Putting to use his skills in an underserved area of the state allowed Kopp to engage with patients in a different way and learn from the hospital’s tight-knit community.
“It was a very rewarding experience. Going away helped me come back to Carolina with a set of fresh eyes and a new sense of purpose and excitement,” he said.
Lifelong learning
Kopp returned to Carolina’s Department of Anesthesiology in 2008 where, in addition to clinical duties, he supervises medical students, residents, fellows and certified nurse anesthetists.
As an educator, he’s still pulling from a lesson learned in a religion class with Ruel Tyson years back, where Tyson quoted Soren Kierkegaard: “We live our lives forward, but we understand them backward.”
Kopp was in his 40s, with a portion of his life to look back on, when he suddenly understood what that meant.
“I can remember how that would come back to me over and over through the years. It was one of the most important lessons I ever learned, and I went back to Ruel and told him that,” he said.

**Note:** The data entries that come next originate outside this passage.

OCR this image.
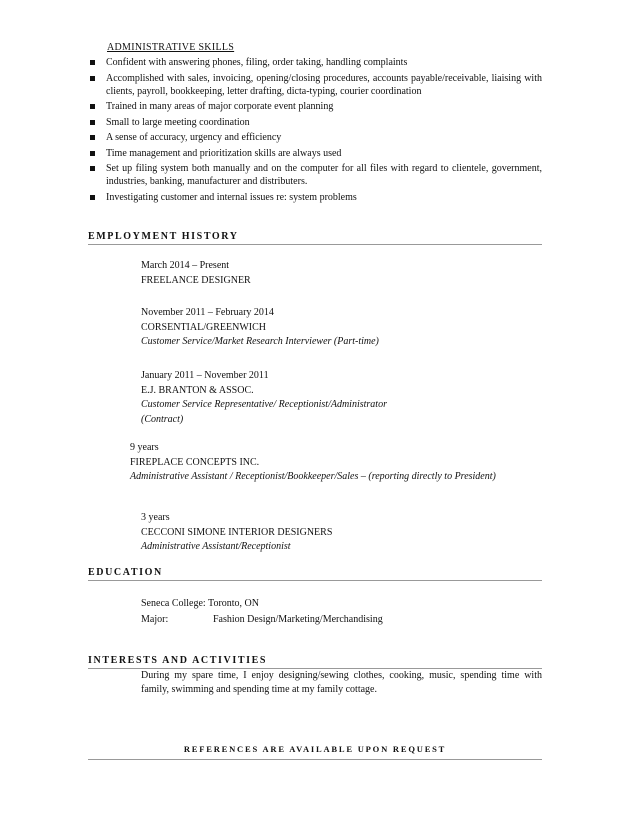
ADMINISTRATIVE SKILLS

Confident with answering phones, filing, order taking, handling complaints
Accomplished with sales, invoicing, opening/closing procedures, accounts payable/receivable, liaising with clients, payroll, bookkeeping, letter drafting, dicta-typing, courier coordination
Trained in many areas of major corporate event planning
Small to large meeting coordination
A sense of accuracy, urgency and efficiency
Time management and prioritization skills are always used
Set up filing system both manually and on the computer for all files with regard to clientele, government, industries, banking, manufacturer and distributers.
Investigating customer and internal issues re: system problems
EMPLOYMENT HISTORY
March 2014 – Present
FREELANCE DESIGNER
November 2011 – February 2014
CORSENTIAL/GREENWICH
Customer Service/Market Research Interviewer (Part-time)
January 2011 – November 2011
E.J. BRANTON & ASSOC.
Customer Service Representative/ Receptionist/Administrator (Contract)
9 years
FIREPLACE CONCEPTS INC.
Administrative Assistant / Receptionist/Bookkeeper/Sales – (reporting directly to President)
3 years
CECCONI SIMONE INTERIOR DESIGNERS
Administrative Assistant/Receptionist
EDUCATION
Seneca College: Toronto, ON
Major:	Fashion Design/Marketing/Merchandising
INTERESTS AND ACTIVITIES

During my spare time, I enjoy designing/sewing clothes, cooking, music, spending time with family, swimming and spending time at my family cottage.

REFERENCES ARE AVAILABLE UPON REQUEST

Kopp hoped Tyson felt that he had done his job well. “Maybe he thought, ‘That Vince Kopp, look at him now, he’s OK,’” Kopp mused.
Because the imprint of Tyson’s lessons had not been immediately measurable, Kopp is not as concerned with what a student thinks immediately after a lecture, class or conversation as he is with its lasting impact.
He wants the future clinicians with which he crosses paths to take away something bigger and deeper, even if they don’t realize it for years. One of those things: that medicine can be uncertain, no matter where you go, and not every student should be hammered into the same mold.
“You can live your life in such a way that you’re a taker and not a giver, or you can live your life to help others in a positive way,” Kopp said.